The term itself was coined at a time where wine drinking had quite specific rules and people drank wine when it was appropriate to do so, meaning different occasions and even different meals called for the drinking of specific types of wine. 

Nowadays it is simply used to refer to a wine that is lower in quality and alcohol percentage, and as such, you can generally expect table wine to be of lesser quality than regular wine.

In comparison, regular wine will have a higher percentage of alcohol and be of better quality in terms of the grapes used and the winemaking process. 

Of course, this is not a hard and fast rule, and in truth, it may depend on your personal tastes as well as the winemakers themselves, because of course, a wine labeled as a table wine may have actually been made to a very high standard, and likewise, a regular wine might taste gross and be of a low quality. 

Oftentimes, you may know a little less about the table wine you are drinking in comparison to regular wine.

Regular wines will usually be accompanied by lots of details about the grapes made, the year they were picked, the winemaking process, where it was made, and more.

Table wine may not have as many details, and may simply be referred to as house red or house white. 

What are the different types of table wine?

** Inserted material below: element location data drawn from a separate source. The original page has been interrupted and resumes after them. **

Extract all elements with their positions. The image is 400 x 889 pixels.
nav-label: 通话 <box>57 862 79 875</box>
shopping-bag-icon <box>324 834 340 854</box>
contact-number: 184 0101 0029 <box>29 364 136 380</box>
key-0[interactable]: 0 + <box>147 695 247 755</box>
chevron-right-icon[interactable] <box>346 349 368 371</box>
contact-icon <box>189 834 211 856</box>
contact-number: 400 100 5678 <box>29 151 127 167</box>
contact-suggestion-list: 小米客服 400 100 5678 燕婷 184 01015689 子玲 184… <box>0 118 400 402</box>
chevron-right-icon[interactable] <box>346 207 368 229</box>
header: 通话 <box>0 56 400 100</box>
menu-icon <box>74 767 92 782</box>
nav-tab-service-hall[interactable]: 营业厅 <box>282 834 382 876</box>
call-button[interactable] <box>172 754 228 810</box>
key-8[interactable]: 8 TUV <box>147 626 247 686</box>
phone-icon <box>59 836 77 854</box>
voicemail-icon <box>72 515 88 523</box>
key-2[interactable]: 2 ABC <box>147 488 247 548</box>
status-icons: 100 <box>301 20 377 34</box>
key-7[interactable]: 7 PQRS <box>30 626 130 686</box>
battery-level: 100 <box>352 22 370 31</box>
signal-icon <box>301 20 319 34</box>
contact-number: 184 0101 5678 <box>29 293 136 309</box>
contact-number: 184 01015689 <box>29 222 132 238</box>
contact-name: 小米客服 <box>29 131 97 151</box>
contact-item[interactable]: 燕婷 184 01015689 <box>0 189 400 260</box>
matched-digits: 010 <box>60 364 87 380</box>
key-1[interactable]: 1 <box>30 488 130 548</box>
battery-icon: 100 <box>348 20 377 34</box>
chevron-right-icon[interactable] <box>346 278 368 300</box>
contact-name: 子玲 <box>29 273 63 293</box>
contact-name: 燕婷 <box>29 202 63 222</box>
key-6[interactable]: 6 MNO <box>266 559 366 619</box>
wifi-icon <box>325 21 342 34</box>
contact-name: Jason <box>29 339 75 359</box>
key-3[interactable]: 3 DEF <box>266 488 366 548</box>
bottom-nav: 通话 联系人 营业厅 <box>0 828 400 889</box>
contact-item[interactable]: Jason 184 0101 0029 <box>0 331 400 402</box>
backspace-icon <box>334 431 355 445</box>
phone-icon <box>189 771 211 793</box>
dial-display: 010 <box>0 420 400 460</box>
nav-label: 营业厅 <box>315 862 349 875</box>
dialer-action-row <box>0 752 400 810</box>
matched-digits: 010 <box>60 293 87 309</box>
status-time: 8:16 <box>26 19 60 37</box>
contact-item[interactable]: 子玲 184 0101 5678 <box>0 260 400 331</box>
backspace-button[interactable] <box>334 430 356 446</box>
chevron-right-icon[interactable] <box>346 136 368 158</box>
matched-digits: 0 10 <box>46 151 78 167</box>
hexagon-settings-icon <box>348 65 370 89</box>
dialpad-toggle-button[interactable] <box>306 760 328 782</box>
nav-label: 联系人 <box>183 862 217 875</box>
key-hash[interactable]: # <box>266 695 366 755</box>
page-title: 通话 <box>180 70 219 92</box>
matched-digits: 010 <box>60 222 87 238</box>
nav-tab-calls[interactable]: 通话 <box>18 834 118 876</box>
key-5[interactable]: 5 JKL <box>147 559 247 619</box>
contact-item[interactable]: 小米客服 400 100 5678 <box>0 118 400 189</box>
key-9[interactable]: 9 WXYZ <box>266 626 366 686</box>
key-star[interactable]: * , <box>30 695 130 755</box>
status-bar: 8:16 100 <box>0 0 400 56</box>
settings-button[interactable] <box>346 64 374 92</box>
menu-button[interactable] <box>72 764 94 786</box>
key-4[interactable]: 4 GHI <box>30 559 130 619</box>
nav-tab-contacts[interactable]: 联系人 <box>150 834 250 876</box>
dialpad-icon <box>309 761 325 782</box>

There are many different types of table wine in the United States. We could truly be here all day listing them out for you, but we thought it may be helpful to list some of the most popular table wines here in the States.

You may recognize a few of them, and certainly, after reading it you will be keen for a wine spritzer! Here is a small selection: 

  • Barefoot Wines 
  • Yellow Tail
  • Cupcake Vineyards
  • Gallo Family Vineyards
  • Liberty Creek
  • Kendall Jackson Vintner’s Reserve
  • Apothic Wines
  • The Naked Grape
  • Chateau Ste. Michelle
  • Columbia Crest Estate
  • Inglenook Vineyards and Winery 

As we said, you surely recognize at least some of these brands, right? You will see that table wine is not one specific type of wine such as red or white but could be referring to any type.

You can get red table wine, white table wine, and everything in between! Chances are you have probably tried quite a few of them yourself!